Конечно, когда говорится о социальном общении, имеется в виду не простое нахождение среди людей. Заключенный в одиночную камеру революционер психологически может интенсивно общаться с обществом. Больше того, выше уже отмечалось, что, когда человек пишет, он обыкновенно пишет для кого-нибудь, и в этом смысле письменная речь — очень социальная речь, но пишет он за столом в своем кабинете. Письменная речь делает общение свободным от ряда физических ограничений. Но эта в высшей степени социальная письменная речь в то же время максимально развитая речь и максимально развитое мышление. Устная речь так же эллиптична по сравнению с письменной речью, как внутренняя речь эллиптична по сравнению с устной речью. Но то же относится и к мышлению: максимально эллиптично внутреннее мышление, и максимально развито с логической точки зрения письменное рассуждение, а устное является как бы промежуточным звеном, ближе стоя, правда, к письменному. По крайней мере, мне приходилось слушать жалобы стенографисток на «трудность записывания» вследствие некоторой эллиптичности мысли и неудовлетворительной грамматичное™ (особенно синтаксической) тех, кто говорит не «книжной», а «разговорной» речью: пусть аудитория слушает ее с полным удовлетворением, стенографистке тем не менее приходится при записи «сглаживать» ее.

 

6. От мышления к памяти (припоминание).

Наше рассмотрение проблемы «Мышление и память» было бы неполным, если бы мы не разобрали вопроса, как мышление, достигая известной ступени развития, начинает оказывать все большее и большее влияние на память. Это влияние проявляет себя и в запоминании и в припоминании. Очень хорошо выявляют это опыты над испытуемыми различных возрастов, так как в разные возрасты отношение между мышлением и памятью различно. Но это же хорошо выявляют и опыты даже над одними и теми же испытуемыми при условии, что им даются тексты различной трудности для осмысления.

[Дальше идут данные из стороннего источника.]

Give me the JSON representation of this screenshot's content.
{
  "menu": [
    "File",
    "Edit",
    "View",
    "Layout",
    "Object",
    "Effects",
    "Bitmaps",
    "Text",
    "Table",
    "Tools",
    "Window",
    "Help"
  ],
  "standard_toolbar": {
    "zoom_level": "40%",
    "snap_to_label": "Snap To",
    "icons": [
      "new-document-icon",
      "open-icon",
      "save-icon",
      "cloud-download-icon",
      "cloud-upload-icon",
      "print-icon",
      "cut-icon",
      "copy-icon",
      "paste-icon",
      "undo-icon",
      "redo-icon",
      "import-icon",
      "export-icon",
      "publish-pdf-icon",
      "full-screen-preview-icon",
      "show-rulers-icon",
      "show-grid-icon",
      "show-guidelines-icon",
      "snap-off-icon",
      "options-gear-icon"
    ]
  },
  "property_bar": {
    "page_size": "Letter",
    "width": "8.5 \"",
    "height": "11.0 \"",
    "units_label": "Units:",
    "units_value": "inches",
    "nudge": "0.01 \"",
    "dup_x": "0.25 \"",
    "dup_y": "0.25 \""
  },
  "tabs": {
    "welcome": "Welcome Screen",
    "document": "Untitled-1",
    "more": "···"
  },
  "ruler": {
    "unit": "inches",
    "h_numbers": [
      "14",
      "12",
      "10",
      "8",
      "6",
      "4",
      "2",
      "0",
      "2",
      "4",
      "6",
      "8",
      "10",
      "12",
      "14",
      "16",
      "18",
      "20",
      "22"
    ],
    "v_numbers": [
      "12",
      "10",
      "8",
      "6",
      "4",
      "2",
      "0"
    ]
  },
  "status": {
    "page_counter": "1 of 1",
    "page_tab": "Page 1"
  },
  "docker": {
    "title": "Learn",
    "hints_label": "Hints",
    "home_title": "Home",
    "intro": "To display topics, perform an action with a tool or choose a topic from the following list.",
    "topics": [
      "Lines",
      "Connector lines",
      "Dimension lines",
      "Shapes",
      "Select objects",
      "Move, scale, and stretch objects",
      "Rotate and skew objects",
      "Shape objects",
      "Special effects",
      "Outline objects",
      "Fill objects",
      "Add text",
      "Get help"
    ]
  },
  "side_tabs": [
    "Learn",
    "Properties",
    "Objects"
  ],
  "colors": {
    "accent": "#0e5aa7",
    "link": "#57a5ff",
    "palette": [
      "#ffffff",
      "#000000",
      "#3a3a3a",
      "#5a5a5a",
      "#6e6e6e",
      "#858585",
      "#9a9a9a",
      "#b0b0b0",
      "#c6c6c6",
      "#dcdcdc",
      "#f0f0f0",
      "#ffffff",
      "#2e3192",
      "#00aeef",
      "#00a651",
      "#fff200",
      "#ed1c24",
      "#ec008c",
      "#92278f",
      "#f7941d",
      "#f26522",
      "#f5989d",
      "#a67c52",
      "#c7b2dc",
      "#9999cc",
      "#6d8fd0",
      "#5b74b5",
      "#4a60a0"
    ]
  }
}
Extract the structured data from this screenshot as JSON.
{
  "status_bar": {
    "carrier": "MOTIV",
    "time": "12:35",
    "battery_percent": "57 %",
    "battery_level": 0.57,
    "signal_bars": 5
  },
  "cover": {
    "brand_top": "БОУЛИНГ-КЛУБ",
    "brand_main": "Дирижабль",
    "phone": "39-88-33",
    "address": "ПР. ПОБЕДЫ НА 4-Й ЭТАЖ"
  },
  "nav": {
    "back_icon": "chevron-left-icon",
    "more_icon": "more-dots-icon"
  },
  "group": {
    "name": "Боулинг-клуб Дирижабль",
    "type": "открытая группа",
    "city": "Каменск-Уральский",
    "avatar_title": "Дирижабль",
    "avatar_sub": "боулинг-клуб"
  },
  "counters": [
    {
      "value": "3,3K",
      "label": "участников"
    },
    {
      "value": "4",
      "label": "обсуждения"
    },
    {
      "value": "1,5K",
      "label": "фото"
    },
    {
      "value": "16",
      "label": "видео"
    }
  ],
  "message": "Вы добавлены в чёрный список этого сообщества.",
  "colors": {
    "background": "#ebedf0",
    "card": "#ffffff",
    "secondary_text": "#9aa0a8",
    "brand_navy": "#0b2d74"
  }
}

Чем младше школьник и чем неразвитее он, тем более он склонен даваемый ему для запоминания («хорошенько выучи») материал запоминать только памятью. Это проявляется в том, что он при запоминании стремится запомнить решительно все, охотно пользуется повторениями и делает при запоминании специфическое, очень своеобразное «усилие запомнить», которое носит скорее всего характер физиологического усилия. Его запоминание в наиболее типичных случаях превращается в так называемую зубрежку или, как обычно называют ее в психологии, механическую память. Иначе ведет себя более взрослый и более развитой. Он запоминает не «все», а выборочно, при запоминании не склонен напрягать «усилие запомнить», но зато мышление его энергично участвует в запоминании, всячески осмысливая заучиваемый материал, открывая и устанавливая в нем связи и спрашивая, контролируя, насколько правильно заучено.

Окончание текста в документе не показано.